How are the fs/gs registers used in Linux AMD64?

TheRealNeo picture TheRealNeo · Jul 7, 2011 · Viewed 17.8k times · Source

On the x86-64 architecture, two registers have a special purpose: FS and GS. In linux 2.6.*, the FS register seem to be used to store thread-local information.

  • Is that correct?
  • What is stored at fs:0? Is there any C structure that describe this content?
  • What is then the use of GS?

Answer

ninjalj picture ninjalj · Jul 7, 2011

In x86-64 there are 3 TLS entries, two of them accesible via FS and GS, FS is used internally by glibc (in IA32 apparently FS is used by Wine and GS by glibc).

Glibc makes its TLS entry point to a struct pthread that contains some internal structures for threading.
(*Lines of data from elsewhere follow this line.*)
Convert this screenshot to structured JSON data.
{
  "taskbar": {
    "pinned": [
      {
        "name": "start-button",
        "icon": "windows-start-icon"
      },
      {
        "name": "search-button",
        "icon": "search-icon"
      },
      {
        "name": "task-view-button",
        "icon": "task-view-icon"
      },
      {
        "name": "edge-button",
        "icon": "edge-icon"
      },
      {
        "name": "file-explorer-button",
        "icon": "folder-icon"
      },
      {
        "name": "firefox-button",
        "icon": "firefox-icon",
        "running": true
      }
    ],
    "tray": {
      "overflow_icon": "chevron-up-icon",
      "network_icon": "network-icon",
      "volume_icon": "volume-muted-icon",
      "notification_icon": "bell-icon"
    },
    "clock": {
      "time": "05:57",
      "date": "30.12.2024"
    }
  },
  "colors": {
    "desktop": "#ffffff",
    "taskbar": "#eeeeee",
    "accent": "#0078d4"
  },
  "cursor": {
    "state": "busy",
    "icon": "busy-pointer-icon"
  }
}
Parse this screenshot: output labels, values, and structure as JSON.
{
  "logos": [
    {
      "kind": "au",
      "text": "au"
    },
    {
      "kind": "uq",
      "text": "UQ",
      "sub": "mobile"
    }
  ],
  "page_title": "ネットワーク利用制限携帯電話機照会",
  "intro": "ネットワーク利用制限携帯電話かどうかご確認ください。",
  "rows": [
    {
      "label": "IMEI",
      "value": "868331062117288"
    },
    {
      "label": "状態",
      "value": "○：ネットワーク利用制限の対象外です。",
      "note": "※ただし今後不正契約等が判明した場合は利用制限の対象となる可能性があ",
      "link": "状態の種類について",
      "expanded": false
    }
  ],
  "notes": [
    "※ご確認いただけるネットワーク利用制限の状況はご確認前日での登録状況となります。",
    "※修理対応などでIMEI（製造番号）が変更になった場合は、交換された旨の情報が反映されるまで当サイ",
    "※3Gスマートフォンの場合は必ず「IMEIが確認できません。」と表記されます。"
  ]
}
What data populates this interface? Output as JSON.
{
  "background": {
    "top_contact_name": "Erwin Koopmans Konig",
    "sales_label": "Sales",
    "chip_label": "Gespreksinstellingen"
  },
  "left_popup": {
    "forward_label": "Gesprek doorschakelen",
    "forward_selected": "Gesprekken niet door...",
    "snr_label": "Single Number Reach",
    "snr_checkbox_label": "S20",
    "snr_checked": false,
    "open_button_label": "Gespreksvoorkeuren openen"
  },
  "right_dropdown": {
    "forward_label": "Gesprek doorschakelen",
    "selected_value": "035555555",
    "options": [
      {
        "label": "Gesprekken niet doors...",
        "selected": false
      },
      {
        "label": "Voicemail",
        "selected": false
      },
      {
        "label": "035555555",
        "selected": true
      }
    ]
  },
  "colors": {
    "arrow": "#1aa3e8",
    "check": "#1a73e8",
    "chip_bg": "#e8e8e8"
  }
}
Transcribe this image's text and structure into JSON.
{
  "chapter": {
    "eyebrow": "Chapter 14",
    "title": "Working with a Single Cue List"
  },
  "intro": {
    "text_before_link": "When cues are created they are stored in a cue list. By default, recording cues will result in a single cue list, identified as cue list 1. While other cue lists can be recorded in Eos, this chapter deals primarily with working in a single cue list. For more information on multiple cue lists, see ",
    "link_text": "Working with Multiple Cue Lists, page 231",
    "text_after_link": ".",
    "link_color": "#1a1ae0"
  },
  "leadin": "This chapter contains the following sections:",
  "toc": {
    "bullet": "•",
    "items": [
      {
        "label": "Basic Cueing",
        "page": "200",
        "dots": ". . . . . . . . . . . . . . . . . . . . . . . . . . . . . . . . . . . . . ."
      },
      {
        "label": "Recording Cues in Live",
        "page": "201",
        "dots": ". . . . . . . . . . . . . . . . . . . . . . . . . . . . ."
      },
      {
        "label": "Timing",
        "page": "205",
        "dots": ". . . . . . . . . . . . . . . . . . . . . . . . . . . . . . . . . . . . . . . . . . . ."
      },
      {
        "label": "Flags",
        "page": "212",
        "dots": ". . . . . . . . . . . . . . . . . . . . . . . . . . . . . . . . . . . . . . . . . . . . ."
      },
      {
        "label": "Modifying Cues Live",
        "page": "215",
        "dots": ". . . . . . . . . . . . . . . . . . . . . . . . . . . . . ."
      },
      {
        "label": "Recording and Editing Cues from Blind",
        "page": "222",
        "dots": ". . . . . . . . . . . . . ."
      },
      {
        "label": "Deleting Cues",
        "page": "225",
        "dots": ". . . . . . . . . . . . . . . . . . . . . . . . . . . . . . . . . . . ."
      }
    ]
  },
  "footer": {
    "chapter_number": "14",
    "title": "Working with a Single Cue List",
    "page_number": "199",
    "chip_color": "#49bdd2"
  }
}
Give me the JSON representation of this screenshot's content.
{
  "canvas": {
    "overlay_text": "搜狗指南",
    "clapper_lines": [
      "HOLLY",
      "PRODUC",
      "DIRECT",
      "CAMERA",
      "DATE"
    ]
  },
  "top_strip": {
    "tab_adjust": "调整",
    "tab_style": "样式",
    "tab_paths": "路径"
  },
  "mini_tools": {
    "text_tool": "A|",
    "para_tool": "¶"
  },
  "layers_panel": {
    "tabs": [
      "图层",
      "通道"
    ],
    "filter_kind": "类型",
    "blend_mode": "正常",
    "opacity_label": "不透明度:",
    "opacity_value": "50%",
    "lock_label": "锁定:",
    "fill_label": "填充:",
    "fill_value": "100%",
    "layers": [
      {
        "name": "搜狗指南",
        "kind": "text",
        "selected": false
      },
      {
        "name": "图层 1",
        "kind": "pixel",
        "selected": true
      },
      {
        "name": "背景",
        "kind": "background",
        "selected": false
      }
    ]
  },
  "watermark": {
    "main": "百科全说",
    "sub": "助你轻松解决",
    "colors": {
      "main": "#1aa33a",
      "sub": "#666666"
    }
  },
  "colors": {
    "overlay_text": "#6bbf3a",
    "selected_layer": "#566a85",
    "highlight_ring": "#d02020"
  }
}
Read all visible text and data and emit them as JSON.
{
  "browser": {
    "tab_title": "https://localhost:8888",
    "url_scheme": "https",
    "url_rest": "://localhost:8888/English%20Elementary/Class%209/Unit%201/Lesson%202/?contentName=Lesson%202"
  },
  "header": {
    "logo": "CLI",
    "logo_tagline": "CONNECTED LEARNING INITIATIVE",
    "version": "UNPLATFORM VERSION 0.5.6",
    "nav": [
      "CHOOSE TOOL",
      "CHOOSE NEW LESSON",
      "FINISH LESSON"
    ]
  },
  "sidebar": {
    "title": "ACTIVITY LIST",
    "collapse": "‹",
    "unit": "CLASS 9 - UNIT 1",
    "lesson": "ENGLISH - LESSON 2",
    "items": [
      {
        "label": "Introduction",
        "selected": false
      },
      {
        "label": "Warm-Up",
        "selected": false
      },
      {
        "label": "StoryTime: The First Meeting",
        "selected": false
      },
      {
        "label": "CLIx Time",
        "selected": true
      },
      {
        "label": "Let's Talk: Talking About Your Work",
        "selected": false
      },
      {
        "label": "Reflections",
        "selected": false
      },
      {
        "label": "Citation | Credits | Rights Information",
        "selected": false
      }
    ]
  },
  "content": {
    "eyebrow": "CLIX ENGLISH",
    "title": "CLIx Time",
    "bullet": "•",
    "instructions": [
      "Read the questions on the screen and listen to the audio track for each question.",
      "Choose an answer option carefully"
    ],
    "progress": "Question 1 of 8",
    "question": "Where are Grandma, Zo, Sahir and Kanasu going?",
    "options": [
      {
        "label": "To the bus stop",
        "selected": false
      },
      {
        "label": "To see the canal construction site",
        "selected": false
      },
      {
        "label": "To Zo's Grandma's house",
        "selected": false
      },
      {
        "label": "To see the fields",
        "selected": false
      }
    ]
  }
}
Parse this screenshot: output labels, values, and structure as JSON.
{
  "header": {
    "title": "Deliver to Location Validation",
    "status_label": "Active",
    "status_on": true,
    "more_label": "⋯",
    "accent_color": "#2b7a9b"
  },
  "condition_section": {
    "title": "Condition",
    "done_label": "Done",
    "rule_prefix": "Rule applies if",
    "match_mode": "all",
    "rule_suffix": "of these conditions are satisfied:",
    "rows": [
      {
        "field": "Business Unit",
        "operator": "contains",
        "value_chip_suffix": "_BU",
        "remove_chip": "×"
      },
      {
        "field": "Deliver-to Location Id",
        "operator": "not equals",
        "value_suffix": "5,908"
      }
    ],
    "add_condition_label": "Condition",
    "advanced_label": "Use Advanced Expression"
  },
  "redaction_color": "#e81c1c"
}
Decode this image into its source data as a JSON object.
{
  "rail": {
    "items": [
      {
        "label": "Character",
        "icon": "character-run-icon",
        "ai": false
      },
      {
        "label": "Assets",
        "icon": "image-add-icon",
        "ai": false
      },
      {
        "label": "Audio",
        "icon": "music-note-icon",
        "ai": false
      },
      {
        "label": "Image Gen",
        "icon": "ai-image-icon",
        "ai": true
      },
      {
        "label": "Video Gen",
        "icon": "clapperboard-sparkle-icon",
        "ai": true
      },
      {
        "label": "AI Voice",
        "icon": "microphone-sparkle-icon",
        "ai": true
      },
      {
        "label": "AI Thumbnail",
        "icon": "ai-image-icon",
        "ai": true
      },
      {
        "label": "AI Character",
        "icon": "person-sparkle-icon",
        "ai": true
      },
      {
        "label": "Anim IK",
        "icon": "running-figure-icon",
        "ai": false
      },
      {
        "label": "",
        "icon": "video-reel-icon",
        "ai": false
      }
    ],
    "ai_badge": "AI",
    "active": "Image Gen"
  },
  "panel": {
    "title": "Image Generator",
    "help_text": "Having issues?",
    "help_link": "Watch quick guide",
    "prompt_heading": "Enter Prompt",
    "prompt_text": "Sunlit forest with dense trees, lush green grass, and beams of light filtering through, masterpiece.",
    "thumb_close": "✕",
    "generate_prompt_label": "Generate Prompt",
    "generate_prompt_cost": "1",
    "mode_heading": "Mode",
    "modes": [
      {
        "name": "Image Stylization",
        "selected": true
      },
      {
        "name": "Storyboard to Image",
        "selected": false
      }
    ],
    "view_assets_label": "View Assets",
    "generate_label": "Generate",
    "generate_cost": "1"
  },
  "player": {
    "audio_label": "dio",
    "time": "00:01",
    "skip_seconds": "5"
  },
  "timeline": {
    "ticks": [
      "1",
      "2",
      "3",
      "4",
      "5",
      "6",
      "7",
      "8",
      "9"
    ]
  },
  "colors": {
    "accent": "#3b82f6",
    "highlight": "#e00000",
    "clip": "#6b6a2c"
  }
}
Glibc usually refers to a struct pthread variable as pd, presumably for pthread descriptor.

On x86-64, struct pthread starts with a tcbhead_t (this depends on the architecture, see the macros TLS_DTV_AT_TP and TLS_TCB_AT_TP). This Thread Control Block Header, AFAIU, contains some fields that are needed even when there is a single thread. The DTV is the Dynamic Thread Vector, and contains pointers to TLS blocks for DSOs loaded via dlopen(). Before or after the TCB there is a static TLS block for the executable and DSOs linked at (program's) load time. The TCB and DTV are explained pretty well in Ulrich Drepper's TLS document (look for the diagrams in chapter 3).